Александр уже ни слова не отвечал и не поднимал глаз.
– Ну, скажи, любишь ли ты свою мать?
Александр вдруг ожил.
– Какой вопрос? – сказал он, – кого после этого любить мне? Я её обожаю, я отдал бы за неё жизнь…
– Хорошо. Стало быть, тебе известно, что она живёт, дышит только тобою, что всякая твоя радость и горе – радость и горе для неё. Она теперь время считает не месяцами, не неделями, а вестями о тебе и от тебя… Скажи-ка, давно ли ты писал к ней?
Александр встрепенулся.
– Недели… три, – пробормотал он.
– Нет: четыре месяца! Как прикажешь назвать такой поступок? Ну-ка, какой ты зверь? Может быть, оттого и не называешь, что у Крылова такого нет.
– А что? – вдруг с испугом спросил Александр.

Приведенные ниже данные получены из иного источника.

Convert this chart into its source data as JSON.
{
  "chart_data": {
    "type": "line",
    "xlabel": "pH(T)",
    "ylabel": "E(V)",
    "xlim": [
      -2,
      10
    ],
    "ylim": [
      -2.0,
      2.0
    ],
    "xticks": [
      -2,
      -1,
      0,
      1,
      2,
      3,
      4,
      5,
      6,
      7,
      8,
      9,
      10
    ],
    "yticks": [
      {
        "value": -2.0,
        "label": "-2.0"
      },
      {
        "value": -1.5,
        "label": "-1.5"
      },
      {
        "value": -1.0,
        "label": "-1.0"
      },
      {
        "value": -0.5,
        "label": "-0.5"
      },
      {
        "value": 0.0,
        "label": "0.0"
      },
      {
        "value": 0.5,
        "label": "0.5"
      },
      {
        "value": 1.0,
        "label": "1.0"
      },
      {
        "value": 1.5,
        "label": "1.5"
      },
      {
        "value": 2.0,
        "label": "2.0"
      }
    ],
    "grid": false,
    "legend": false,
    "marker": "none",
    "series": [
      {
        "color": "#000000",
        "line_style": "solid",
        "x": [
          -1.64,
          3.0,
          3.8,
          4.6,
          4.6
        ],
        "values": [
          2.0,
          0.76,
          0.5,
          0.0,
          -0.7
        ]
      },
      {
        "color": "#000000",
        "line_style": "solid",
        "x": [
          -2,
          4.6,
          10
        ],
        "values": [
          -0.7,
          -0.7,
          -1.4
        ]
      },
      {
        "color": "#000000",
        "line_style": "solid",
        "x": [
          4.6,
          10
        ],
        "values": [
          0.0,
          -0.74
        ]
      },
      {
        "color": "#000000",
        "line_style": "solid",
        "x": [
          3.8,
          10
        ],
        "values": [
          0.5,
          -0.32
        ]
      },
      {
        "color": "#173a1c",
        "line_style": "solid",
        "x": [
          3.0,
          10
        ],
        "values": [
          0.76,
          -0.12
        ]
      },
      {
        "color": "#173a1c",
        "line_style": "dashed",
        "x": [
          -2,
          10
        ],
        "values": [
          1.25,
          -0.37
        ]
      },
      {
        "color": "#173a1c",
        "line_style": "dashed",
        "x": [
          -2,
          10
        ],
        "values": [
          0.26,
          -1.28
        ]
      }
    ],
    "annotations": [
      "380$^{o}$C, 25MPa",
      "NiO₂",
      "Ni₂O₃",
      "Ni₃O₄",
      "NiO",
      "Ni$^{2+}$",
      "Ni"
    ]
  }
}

– А то, что старуха больна с горя.
– Ужели? Боже! боже!
– Неправда! неправда! – сказала Лизавета Александровна и тотчас же побежала к бюро и достала оттуда письмо, которое подала Александру. – Она не больна, но очень тоскует.
– Ты балуешь его, Лиза, – сказал Пётр Иваныч.
– А ты уж не в меру строг. У Александра были такие обстоятельства, которые отвлекали его на время…
– Для девчонки забыть мать – славные обстоятельства!
– Да полно, ради бога! – сказала она убедительно и указала на племянника.
Александр, прочитав письмо матери, закрыл им себе лицо.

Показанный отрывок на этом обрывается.